Wisła Kraków: Hyballa wypowiedział się po raz pierwszy w roli trenera „Białej Gwiazdy”
2020-12-03 14:03:47; Aktualizacja: 3 lata temuPeter Hyballa pojawił się na konferencji prasowej przed meczem derbowym z Cracovią. Niemiec opowiedział o swoim pomyśle na zespół, aspiracjach oraz najbliższych planach.
Kiedy zwolniony został Artur Skowronek, uwagę sterników „Białej Gwiazdy” przykuł 44-latek, który w przeszłości prowadził między innymi Sturm Graz, DAC Dunajska Streda czy NAC Breda.

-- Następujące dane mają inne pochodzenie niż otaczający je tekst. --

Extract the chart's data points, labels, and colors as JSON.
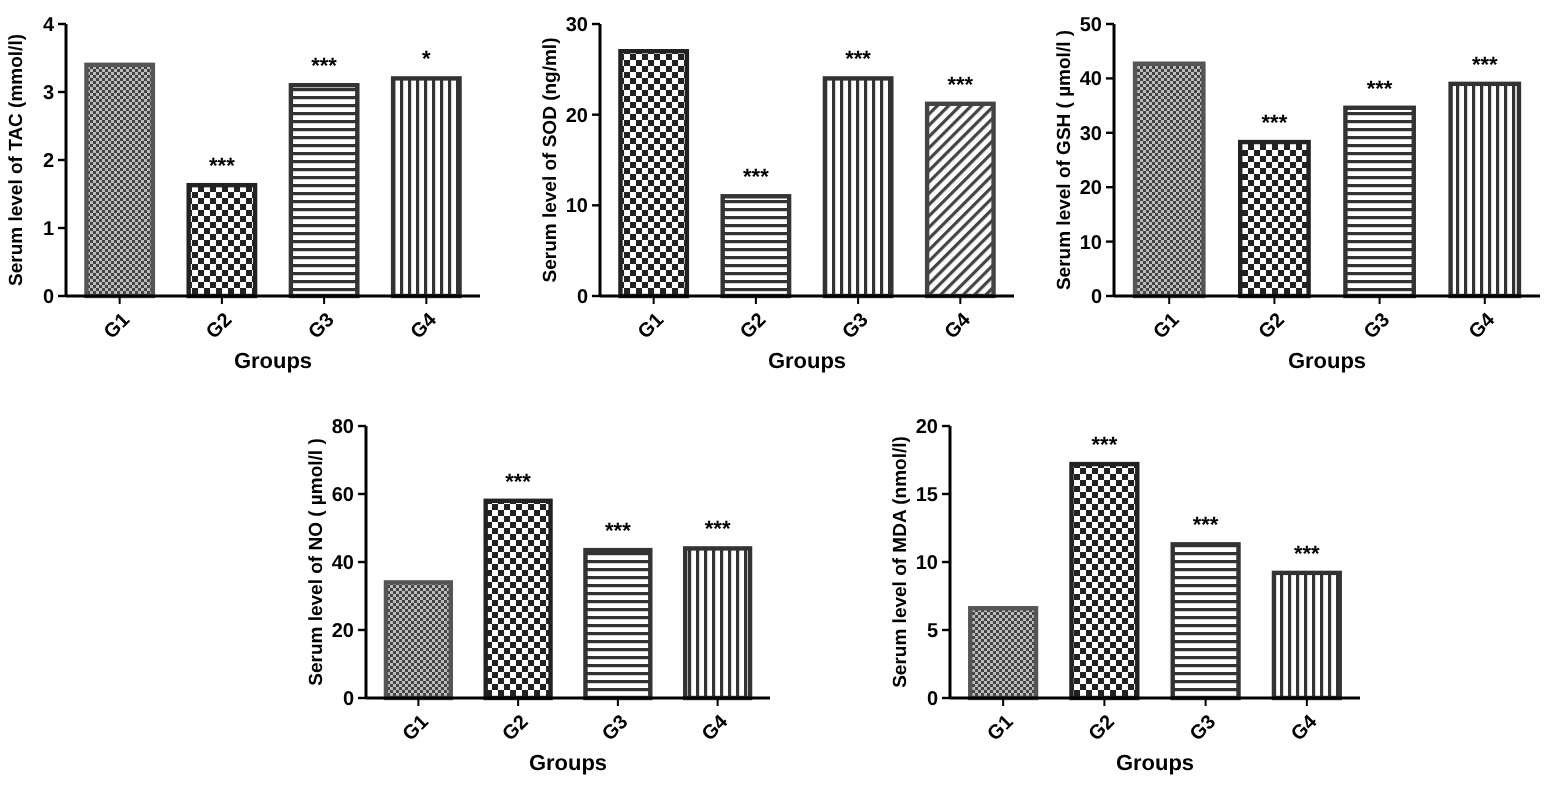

Działacze szybko przeszli do działania, co zaowocowało osiągnięciu porozumienia z niezwykle doświadczonym jak na swój wiek szkoleniowcem.

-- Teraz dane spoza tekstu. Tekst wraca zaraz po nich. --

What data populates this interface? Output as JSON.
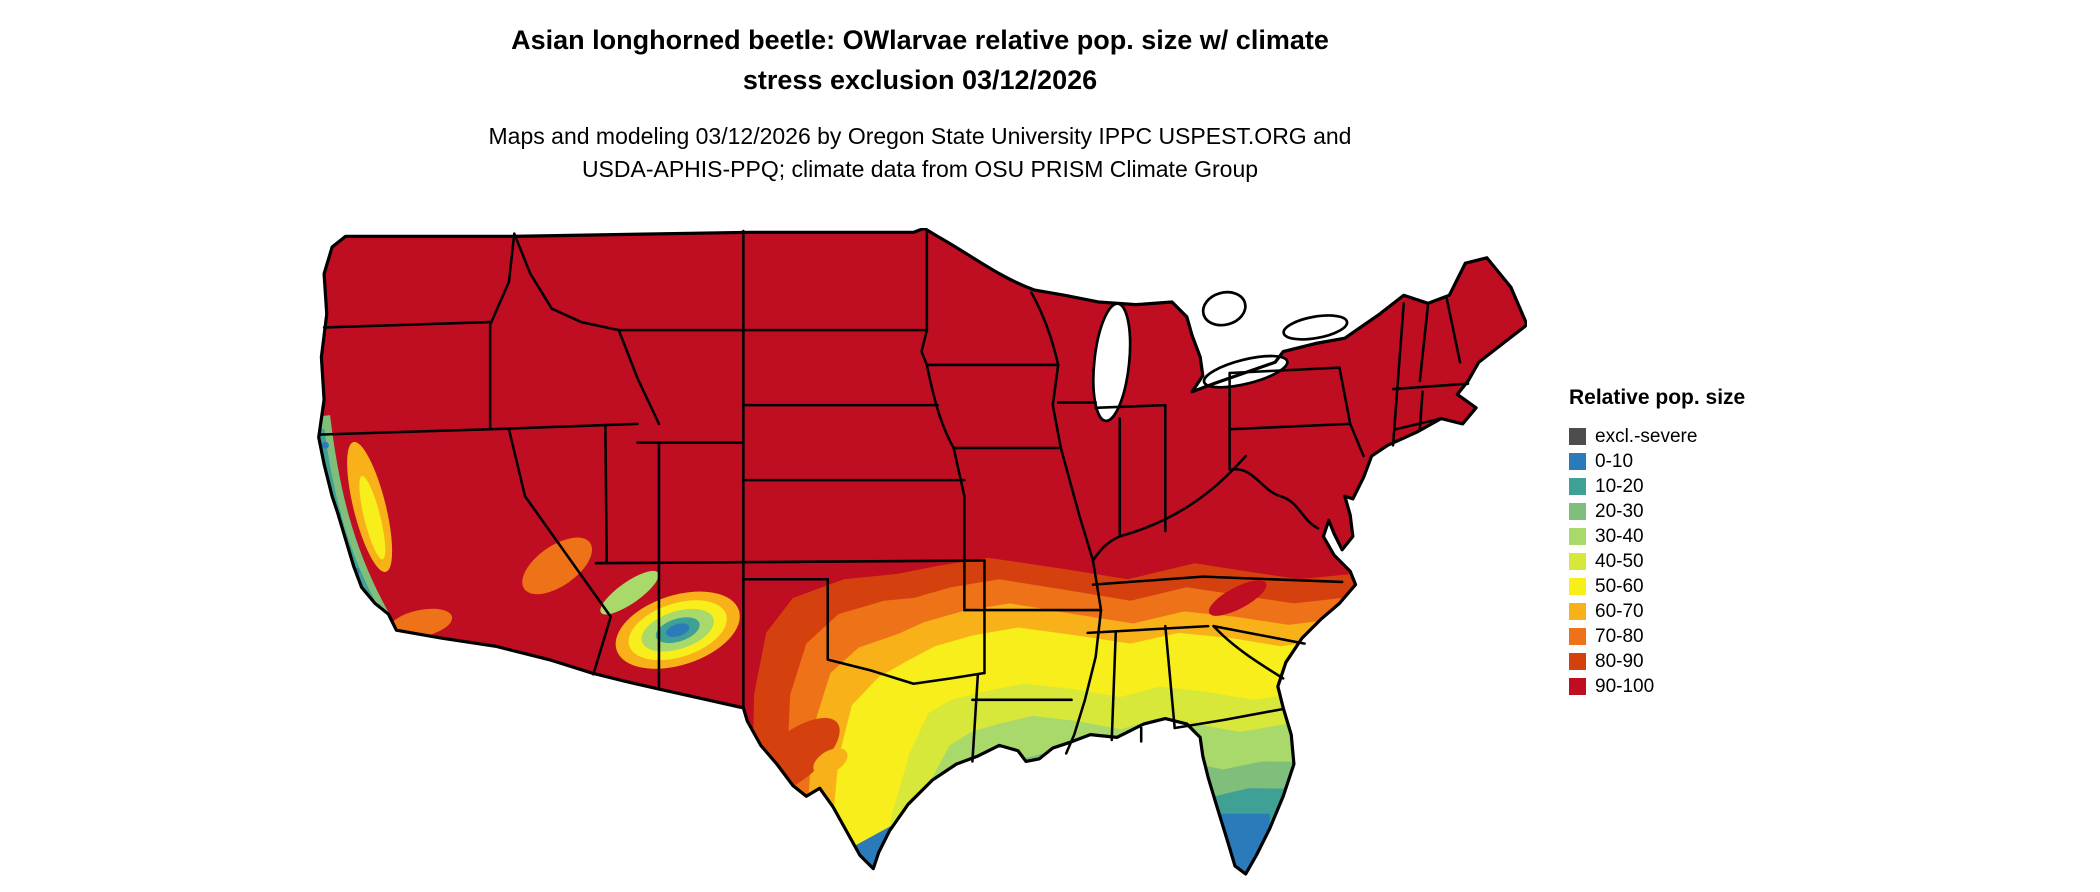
{
  "title": {
    "line1": "Asian longhorned beetle: OWlarvae relative pop. size w/ climate",
    "line2": "stress exclusion 03/12/2026"
  },
  "subtitle": {
    "line1": "Maps and modeling 03/12/2026 by Oregon State University IPPC USPEST.ORG and",
    "line2": "USDA-APHIS-PPQ; climate data from OSU PRISM Climate Group"
  },
  "legend": {
    "title": "Relative pop. size",
    "items": [
      {
        "label": "excl.-severe",
        "color": "#4d4d4d"
      },
      {
        "label": "0-10",
        "color": "#2b7bba"
      },
      {
        "label": "10-20",
        "color": "#3fa096"
      },
      {
        "label": "20-30",
        "color": "#7fbf7b"
      },
      {
        "label": "30-40",
        "color": "#a8d96a"
      },
      {
        "label": "40-50",
        "color": "#d7e83b"
      },
      {
        "label": "50-60",
        "color": "#f7ee1b"
      },
      {
        "label": "60-70",
        "color": "#f8b119"
      },
      {
        "label": "70-80",
        "color": "#ee7217"
      },
      {
        "label": "80-90",
        "color": "#d5410e"
      },
      {
        "label": "90-100",
        "color": "#bf0d21"
      }
    ]
  },
  "map": {
    "water_color": "#ffffff",
    "border_color": "#000000"
  }
}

– Swoim zaangażowaniem i wiedzą będę chciał pomóc Wiśle. Słowa podziękowania chciałbym również skierować do swojej agencji i mojego agenta, bo wszystko potoczyło się bardzo szybko, dzięki czemu mogę być częścią tego wielkiego klubu i z tego się bardzo cieszę – oświadczył.
Następnie Niemiec przeszedł do omawiania poszczególnych kwestii dotyczących zespołu.Popularne
– Mam dwa tygodnie na to, by bliżej poznać zawodników oraz sztab szkoleniowy. Wisła ma bardzo duży potencjał, a moim zadaniem będzie ten potencjał obudzić. Chcemy grać odważnie, nie bać się i taką mentalność przeniosę na mój zespół – zapewnił.
***
ZOBACZ TEŻ: Peter Hyballa - jakim jest trenerem i człowiekiem?
Z jego ust padły jasne deklaracje co do wyborów personalnych.
– Trener powinien dużo rozmawiać z zawodnikami i nie ma znaczenia, czy jest to piłkarz młody czy starszy. Mają grać najlepsi – powiedział wprost.
Peter Hyballa w przeszłości pracował na Słowacji, dzięki czemu miał wgląd w poczynania polskich zespołów. Teraz chce dać pozytywny impuls Wiśle Kraków.
– W tym sezonie będę chciał podnieść drużynę, żebyśmy zajęli jak najwyższe miejsce w tabeli. Pracowałem już w wielu klubach, gdzie było wiele emocji i pasji, czego nie brakuje również w Wiśle – oznajmił.
Nowy trener „Białej Gwiazdy” niegdyś odpowiadał za wyniki Borussii Dortmund w sekcji do lat 19. Wówczas poznał Jakuba Błaszczykowskiego, którego uważa teraz za lidera swojej drużyny.
– Z Kubą znamy się jeszcze ze wspólnych czasów w Borussii Dortmund. Rozmawiałem z nim i nie ukrywam, że będzie on bardzo ważnym ogniwem mojego zespołu na boisku i w szatni – wyjawił.
Do derbów Krakowa dojdzie już w piątek o godzinie 20:30. W tej chwili Wisła zajmuje trzynaste miejsce, podczas gdy Cracovia plasuje się na jedenastej pozycji, a oba zespoły dzielą w tabeli dwa „oczka”.